Almost every company with employees has at least one employee who feels misunderstood, maligned and offended, by everyone and everything and refuses to conform. Small business employers that run their companies more like a family than a business are often caught in the crosshairs of wanting to fix the situation while not knowing precisely what to do.
One of the tools of intimidation often used by disgruntled employees is secretly recording meetings and conversations — trying to catch employers and coworkers in bad behavior and evidence of alleged slights.
Some states require two-party consent, but most don’t. Utah, for instance, is a one-party consent state, which means that if two people are having a conversation, one of them has the right to record the conversation. However, it is illegal to record conversations between people unless at least one person is part of the conversation. Employers and employees in one-party states can legally make secret recordings of their conversations, but they have to be part of the conversation they are recording. If the employer or employee records a conversation taking place around them that they are not part of, then that is another matter — possibly an illegal one.
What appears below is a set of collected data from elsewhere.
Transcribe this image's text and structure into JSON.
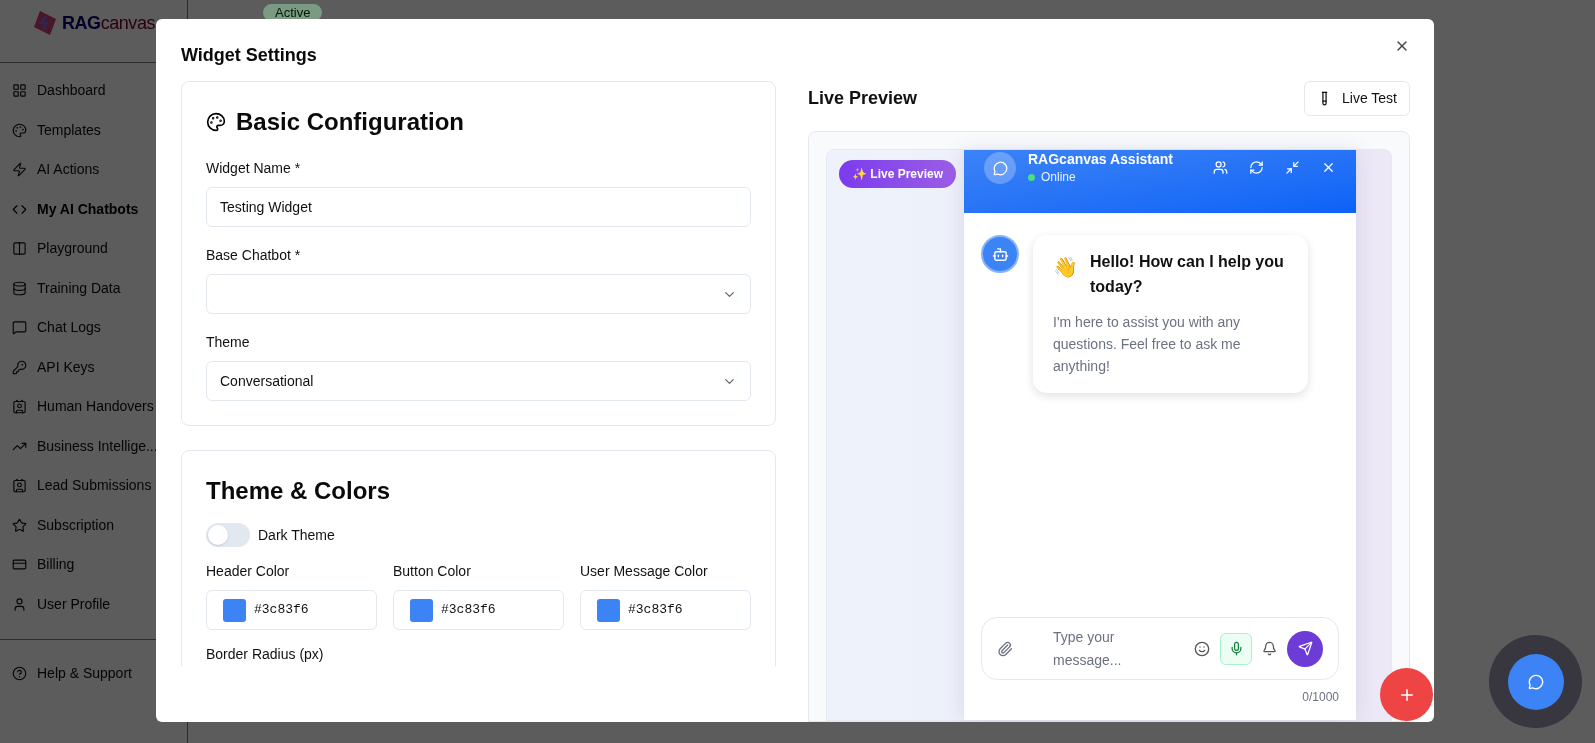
{
  "app": {
    "logo": [
      "RAG",
      "canvas"
    ],
    "status_badge": "Active"
  },
  "sidebar": {
    "items": [
      {
        "label": "Dashboard",
        "selected": false
      },
      {
        "label": "Templates",
        "selected": false
      },
      {
        "label": "AI Actions",
        "selected": false
      },
      {
        "label": "My AI Chatbots",
        "selected": true
      },
      {
        "label": "Playground",
        "selected": false
      },
      {
        "label": "Training Data",
        "selected": false
      },
      {
        "label": "Chat Logs",
        "selected": false
      },
      {
        "label": "API Keys",
        "selected": false
      },
      {
        "label": "Human Handovers",
        "selected": false
      },
      {
        "label": "Business Intellige...",
        "selected": false
      },
      {
        "label": "Lead Submissions",
        "selected": false
      },
      {
        "label": "Subscription",
        "selected": false
      },
      {
        "label": "Billing",
        "selected": false
      },
      {
        "label": "User Profile",
        "selected": false
      }
    ],
    "footer_items": [
      {
        "label": "Help & Support",
        "selected": false
      }
    ]
  },
  "modal": {
    "title": "Widget Settings",
    "basic_configuration": {
      "title": "Basic Configuration",
      "widget_name": {
        "label": "Widget Name *",
        "value": "Testing Widget"
      },
      "base_chatbot": {
        "label": "Base Chatbot *"
      },
      "theme": {
        "label": "Theme",
        "value": "Conversational"
      }
    },
    "theme_colors": {
      "title": "Theme & Colors",
      "dark_theme": {
        "label": "Dark Theme",
        "on": false
      },
      "colors": [
        {
          "label": "Header Color",
          "value": "#3c83f6",
          "color": "#3c83f6"
        },
        {
          "label": "Button Color",
          "value": "#3c83f6",
          "color": "#3c83f6"
        },
        {
          "label": "User Message Color",
          "value": "#3c83f6",
          "color": "#3c83f6"
        }
      ],
      "border_radius": {
        "label": "Border Radius (px)"
      }
    },
    "live_preview": {
      "title": "Live Preview",
      "live_test_button": "Live Test",
      "badge": "✨ Live Preview",
      "chat": {
        "title": "RAGcanvas Assistant",
        "status": "Online",
        "greeting_emoji": "👋",
        "greeting": "Hello! How can I help you today?",
        "message": "I'm here to assist you with any questions. Feel free to ask me anything!",
        "input_placeholder": "Type your message...",
        "voice_on": true,
        "counter": "0/1000"
      }
    }
  }
}
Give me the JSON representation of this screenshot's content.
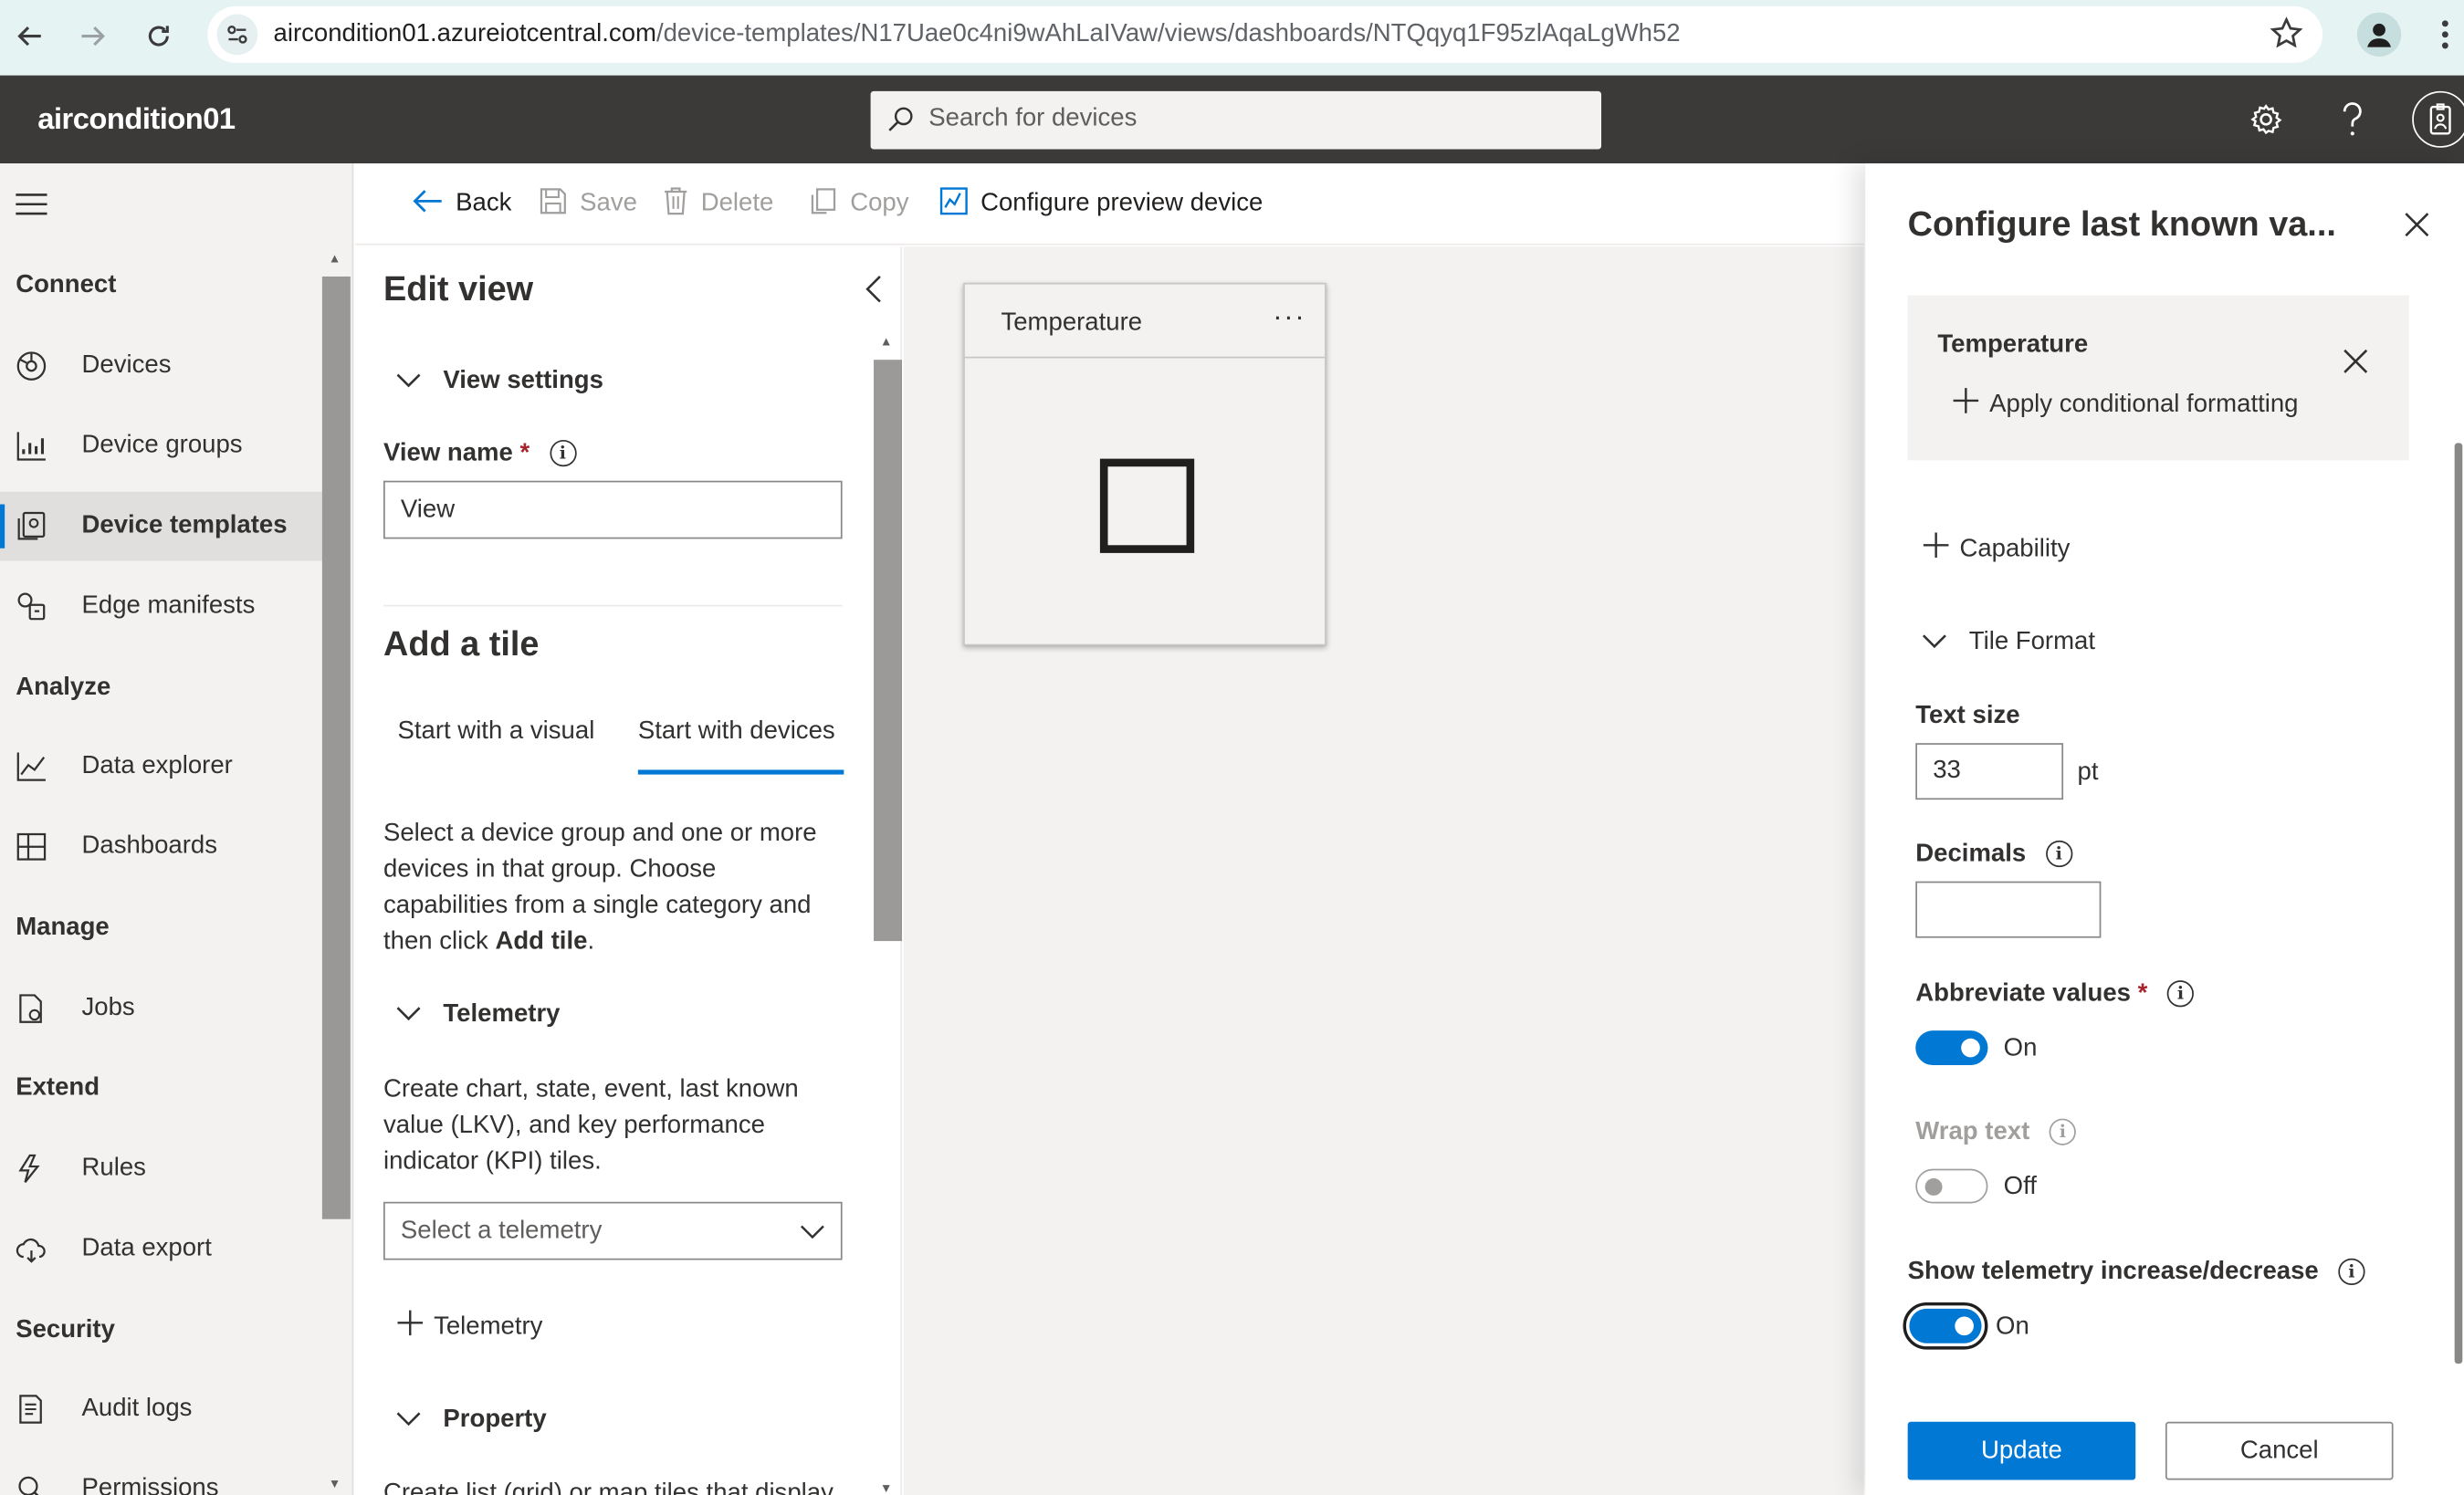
{
  "browser": {
    "url_host": "aircondition01.azureiotcentral.com",
    "url_path": "/device-templates/N17Uae0c4ni9wAhLaIVaw/views/dashboards/NTQqyq1F95zlAqaLgWh52"
  },
  "header": {
    "app_name": "aircondition01",
    "search_placeholder": "Search for devices"
  },
  "sidebar": {
    "sections": {
      "connect": "Connect",
      "analyze": "Analyze",
      "manage": "Manage",
      "extend": "Extend",
      "security": "Security"
    },
    "items": {
      "devices": "Devices",
      "device_groups": "Device groups",
      "device_templates": "Device templates",
      "edge_manifests": "Edge manifests",
      "data_explorer": "Data explorer",
      "dashboards": "Dashboards",
      "jobs": "Jobs",
      "rules": "Rules",
      "data_export": "Data export",
      "audit_logs": "Audit logs",
      "permissions": "Permissions"
    },
    "active": "Device templates"
  },
  "toolbar": {
    "back": "Back",
    "save": "Save",
    "delete": "Delete",
    "copy": "Copy",
    "configure_preview": "Configure preview device"
  },
  "edit_view": {
    "title": "Edit view",
    "view_settings": "View settings",
    "view_name_label": "View name",
    "view_name_required": "*",
    "view_name_value": "View",
    "add_tile": "Add a tile",
    "tabs": [
      "Start with a visual",
      "Start with devices"
    ],
    "selected_tab": "Start with devices",
    "devices_desc_part1": "Select a device group and one or more devices in that group. Choose capabilities from a single category and then click ",
    "devices_desc_bold": "Add tile",
    "devices_desc_end": ".",
    "telemetry_section": "Telemetry",
    "telemetry_desc": "Create chart, state, event, last known value (LKV), and key performance indicator (KPI) tiles.",
    "telemetry_select_placeholder": "Select a telemetry",
    "add_telemetry": "Telemetry",
    "property_section": "Property",
    "property_desc": "Create list (grid) or map tiles that display"
  },
  "canvas": {
    "tile_title": "Temperature",
    "tile_more": "···"
  },
  "config_panel": {
    "title": "Configure last known va...",
    "card_title": "Temperature",
    "apply_conditional": "Apply conditional formatting",
    "add_capability": "Capability",
    "tile_format": "Tile Format",
    "text_size_label": "Text size",
    "text_size_value": "33",
    "text_size_unit": "pt",
    "decimals_label": "Decimals",
    "decimals_value": "",
    "abbreviate_label": "Abbreviate values",
    "abbreviate_required": "*",
    "abbreviate_state": "On",
    "wrap_label": "Wrap text",
    "wrap_state": "Off",
    "show_telemetry_label": "Show telemetry increase/decrease",
    "show_telemetry_state": "On",
    "update_button": "Update",
    "cancel_button": "Cancel"
  },
  "colors": {
    "accent": "#0078d4",
    "app_header": "#3b3a39",
    "browser_bar": "#e6f3f3",
    "nav_bg": "#f3f2f1"
  }
}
Companies may prohibit audio recordings in the workplace. Due to the prevalence of smartphones with audio recording apps and cameras, many organizations have decided to prohibit employees from making recordings or taking photographs unless the recordings or photographs are for a work-related purpose. You should know, however, that while an employee might be violating his or her employer’s policy by making a recording in the workplace (and could be disciplined up to and including termination), a legally made recording could still be evidence. The employee may use it in an administrative or court setting.
If you discipline an employee for making a recording, the problem is not the possibility that the employee might sue the company. The problem is that if the recording or photo is proof of discrimination or other actionable behavior, then courts may then opt to use it as evidence.
Employers should think about whether they want or need to implement a policy to prohibit recording. Employees cannot speak freely about work or personal matters if they know someone is eavesdropping on them and keeping records. Recording conversations without the participants’ consent is a quick way to alienate coworkers, and it is also a quick way for employers to lose control of the company’s proprietary and confidential information.